Lembaga-lembaga pelayanan swasta ini dikembangkan berdasarkan inisiatif ara pendeta dan kelompok-kelompok keagamaan. Hingga awal tahun 1900an, pelayanan sosial umumnya diberikan oleh para pendeta, biarawati atau orang kaya baik hati yang tidak memiliki pendidikan formal dan pemahaman yang komprehensif mengenai perilaku manusia dan bagaimana menolong orang. Fokus utama lembaga-lembaga pelayanan sosial saat itu adalah memenuhi kebutuhan fisik minimal orang-orang miskin dan berusaha menyembuhkan penyakit-penyakit emosional dan personal dengan pendekatan keagamaan (DuBois dan Miley: 2005; Suharto, 2007b)
Perkembangan kesejahteraan sosial menjadi sebuah bidang ilmu juga tidak dapat dilepaskan dari wacana mengenai peran negara dalam pembangunan, khususnya pembangunan sosial. Karenanya, kesejahteraan sosial sangat terkait dengan tiga ideologi ‘besar’ (grand ideology) atau mazhab pemikiran yang berkembang di Amerika Serikat dan Eropa Barat, yaitu: liberalisme, konservatifisme dan strukturalisme (Suharto, 2006b; lihat Parsons et al 1994; DuBois dan Miley, 2005). Ketiga ideologi ini memiliki pandangan berlainan tentang bagaimana seharusnya negara berperan dalam pembangunan ekonomi dan sosial yang kemudian melahirkan sistem ‘negara kesejahteraan’ (welfare state) dan mempengaruhi perkembangan paradigma kesejahteraan sosial dan pendekatan pekerjaan sosial.
1. Liberalisme
Kaum liberal mendukung welfare state. Negara merefleksikan kehendak individu dan dipilih berdasarkan perwakilan kelompok. Negara memiliki legitimasi untuk mengatur dan bertindak. Tiga intervensi negara yang diperlukan dalam pembangunan mencakup: (a) penciptaan distribusi pendapatan, (b) stabilisasi mekanisme pasar swasta, dan (c) penyediaan barang-barang publik (public goods) yang tidak mampu atau tidak efisien disediakan oleh pasar.
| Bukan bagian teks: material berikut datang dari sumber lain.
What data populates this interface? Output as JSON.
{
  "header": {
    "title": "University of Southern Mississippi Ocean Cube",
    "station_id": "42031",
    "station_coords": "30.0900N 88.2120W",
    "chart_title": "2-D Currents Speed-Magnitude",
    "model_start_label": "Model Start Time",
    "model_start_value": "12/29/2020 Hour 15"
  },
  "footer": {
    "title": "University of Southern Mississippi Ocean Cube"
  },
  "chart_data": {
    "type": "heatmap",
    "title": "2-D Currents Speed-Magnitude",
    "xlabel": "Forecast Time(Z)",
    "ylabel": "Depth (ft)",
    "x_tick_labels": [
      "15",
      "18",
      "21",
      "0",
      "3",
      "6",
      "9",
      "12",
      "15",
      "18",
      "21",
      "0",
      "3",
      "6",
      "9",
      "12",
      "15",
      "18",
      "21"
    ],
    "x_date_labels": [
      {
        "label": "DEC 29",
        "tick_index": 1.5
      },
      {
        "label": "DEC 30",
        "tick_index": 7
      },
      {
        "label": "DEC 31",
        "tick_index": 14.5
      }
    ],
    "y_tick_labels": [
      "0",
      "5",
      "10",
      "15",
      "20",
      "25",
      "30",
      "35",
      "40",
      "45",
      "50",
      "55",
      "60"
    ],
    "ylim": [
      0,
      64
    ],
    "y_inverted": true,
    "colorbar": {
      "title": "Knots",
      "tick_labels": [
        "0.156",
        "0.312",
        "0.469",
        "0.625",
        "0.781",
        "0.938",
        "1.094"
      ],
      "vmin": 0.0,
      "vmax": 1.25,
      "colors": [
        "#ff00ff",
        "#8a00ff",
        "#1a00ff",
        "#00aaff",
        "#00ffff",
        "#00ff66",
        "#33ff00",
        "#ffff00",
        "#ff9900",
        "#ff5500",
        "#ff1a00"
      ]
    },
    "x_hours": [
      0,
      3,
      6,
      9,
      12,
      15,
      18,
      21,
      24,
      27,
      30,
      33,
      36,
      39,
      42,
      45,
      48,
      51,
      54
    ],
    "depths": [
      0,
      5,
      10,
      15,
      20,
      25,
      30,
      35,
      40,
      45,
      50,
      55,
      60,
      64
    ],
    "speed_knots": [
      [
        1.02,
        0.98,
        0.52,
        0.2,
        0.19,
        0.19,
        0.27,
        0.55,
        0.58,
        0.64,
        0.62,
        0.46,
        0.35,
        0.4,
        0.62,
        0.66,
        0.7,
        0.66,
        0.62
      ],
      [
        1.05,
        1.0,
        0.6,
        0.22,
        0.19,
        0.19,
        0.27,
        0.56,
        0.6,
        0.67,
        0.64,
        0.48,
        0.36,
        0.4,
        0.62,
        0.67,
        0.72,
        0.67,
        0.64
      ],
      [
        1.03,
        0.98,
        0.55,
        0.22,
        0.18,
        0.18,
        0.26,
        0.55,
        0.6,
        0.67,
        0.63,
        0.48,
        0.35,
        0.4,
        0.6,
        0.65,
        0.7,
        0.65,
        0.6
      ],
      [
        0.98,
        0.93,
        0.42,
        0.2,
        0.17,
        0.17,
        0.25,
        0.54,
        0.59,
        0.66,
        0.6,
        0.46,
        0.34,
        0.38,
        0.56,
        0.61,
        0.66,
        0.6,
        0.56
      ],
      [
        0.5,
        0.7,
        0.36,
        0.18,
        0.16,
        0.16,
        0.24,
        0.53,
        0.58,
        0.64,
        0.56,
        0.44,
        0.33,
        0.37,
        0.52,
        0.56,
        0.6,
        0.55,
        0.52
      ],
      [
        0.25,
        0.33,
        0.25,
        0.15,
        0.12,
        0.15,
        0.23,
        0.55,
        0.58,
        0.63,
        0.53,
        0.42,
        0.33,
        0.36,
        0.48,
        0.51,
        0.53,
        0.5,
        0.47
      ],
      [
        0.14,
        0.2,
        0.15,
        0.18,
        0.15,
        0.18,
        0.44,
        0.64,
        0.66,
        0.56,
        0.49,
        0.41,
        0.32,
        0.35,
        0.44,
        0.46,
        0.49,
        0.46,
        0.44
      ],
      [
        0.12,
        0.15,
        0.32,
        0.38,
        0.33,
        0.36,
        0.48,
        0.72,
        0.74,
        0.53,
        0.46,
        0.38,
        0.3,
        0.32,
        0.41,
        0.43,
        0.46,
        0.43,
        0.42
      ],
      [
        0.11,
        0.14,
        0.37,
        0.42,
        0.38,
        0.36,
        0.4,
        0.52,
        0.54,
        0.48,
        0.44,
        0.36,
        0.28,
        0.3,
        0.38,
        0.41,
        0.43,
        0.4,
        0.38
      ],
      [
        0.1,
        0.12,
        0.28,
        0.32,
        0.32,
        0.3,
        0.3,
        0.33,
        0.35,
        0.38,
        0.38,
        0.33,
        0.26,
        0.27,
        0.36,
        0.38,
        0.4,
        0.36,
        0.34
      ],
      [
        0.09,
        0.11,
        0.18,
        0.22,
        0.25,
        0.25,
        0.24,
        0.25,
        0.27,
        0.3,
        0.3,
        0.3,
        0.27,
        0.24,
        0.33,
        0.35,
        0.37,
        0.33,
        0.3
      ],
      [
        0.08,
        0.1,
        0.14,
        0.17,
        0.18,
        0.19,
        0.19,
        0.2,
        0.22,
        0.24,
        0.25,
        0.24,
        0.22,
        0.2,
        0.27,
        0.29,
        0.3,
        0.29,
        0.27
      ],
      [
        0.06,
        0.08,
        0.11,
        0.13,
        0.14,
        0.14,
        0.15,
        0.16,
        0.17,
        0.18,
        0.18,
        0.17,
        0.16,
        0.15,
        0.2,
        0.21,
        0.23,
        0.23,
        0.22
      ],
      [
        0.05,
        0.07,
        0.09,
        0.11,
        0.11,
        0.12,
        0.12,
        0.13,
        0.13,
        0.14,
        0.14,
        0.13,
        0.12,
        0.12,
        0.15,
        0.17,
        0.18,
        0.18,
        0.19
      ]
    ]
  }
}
Individu dan kelompok adalah warga negara yang sehat, namun punya potensi menjadi rentan (vulnerable) dan bermasalah dikarenakan adanya kesalahan sistem atau lingkungan. “Blaming the system” adalah pandangan utama ideologi ini. Masalah sosial, termasuk orang yang mengalaminya, diakibatkan bukan oleh kesalahan individu yang bersangkutan, melainkan oleh kesalahan sistem.
Kesejahteraan sosial berporos pada paradigma institusional-universal yang meyakini bahwa masalah sosial hanya bisa dipecahkan dengan program pelayanan sosial yang melembaga, berkelanjutan, dan mencakup semua warga. Pendekatan pekerjaan sosial menekankan pentingnya aspek pencegahan dan pengembangan kesempatan yang dapat meningkatkan kualitas kehidupan masyarakat. Program-program pengembangan masyarakat (community development), termasuk community empowerment, capacity building dan social entrepreneurship dianggap paling ampuh dalam meningkatkan kesejahteraan dan kemandirian masyarakat.
2. Konservatifisme
Mazhab konservatisme adalah penentang welfare state. Sistem politik pada hakekatnya bersifat fungsional dan karenanya akan lebih baik jika dibiarkan berjalan sendiri. Masalah sosial terjadi bukan karena kesalahan sistem, melainkan kesalahan individu yang bersangkutan. Misalnya, karena malas, tidak memiliki jiwa wirausaha dan karakteristik budaya kemiskinan lainnya. Solusi yang diajukan oleh para penganut “blaming the victim” ini pada intinya membatasi peran pemerintah dan menekankan perubahan pada individu dan kelompok-kelompok kecil. Paradigma kesejahteraan sosial berpijak pada pandangan residual-selektifitas. Pelayanan sosial hanya perlu diberikan kepada kelompok lemah secara temporer manakala lembaga pasar dan keluarga tidak berfungsi. Pendekatan pekerjaan sosial lebih menitikberatkan pada pelayanan langsung dan rehabilitasi sosial-klinis untuk membantu orang agar dapat beradaptasi dengan lingkungan sosialnya.
3. Strukturalisme
Kaum struktural memandang masalah sosial sebagai akibat adanya ketimpangan pada sistem atau struktur sosial masyarakat. Masalah sosial adalah situasi tidak terhindarkan dan akan selalu ada dalam sistem yang classist, sexist dan racist, karena sistem seperti itu menciptakan ketidakadilan melalui perbedaan-perbedaan status sosial. Keadaan ini akan semakin membesar dan memburuk dalam sebuah sistem ekonomi kapitalis.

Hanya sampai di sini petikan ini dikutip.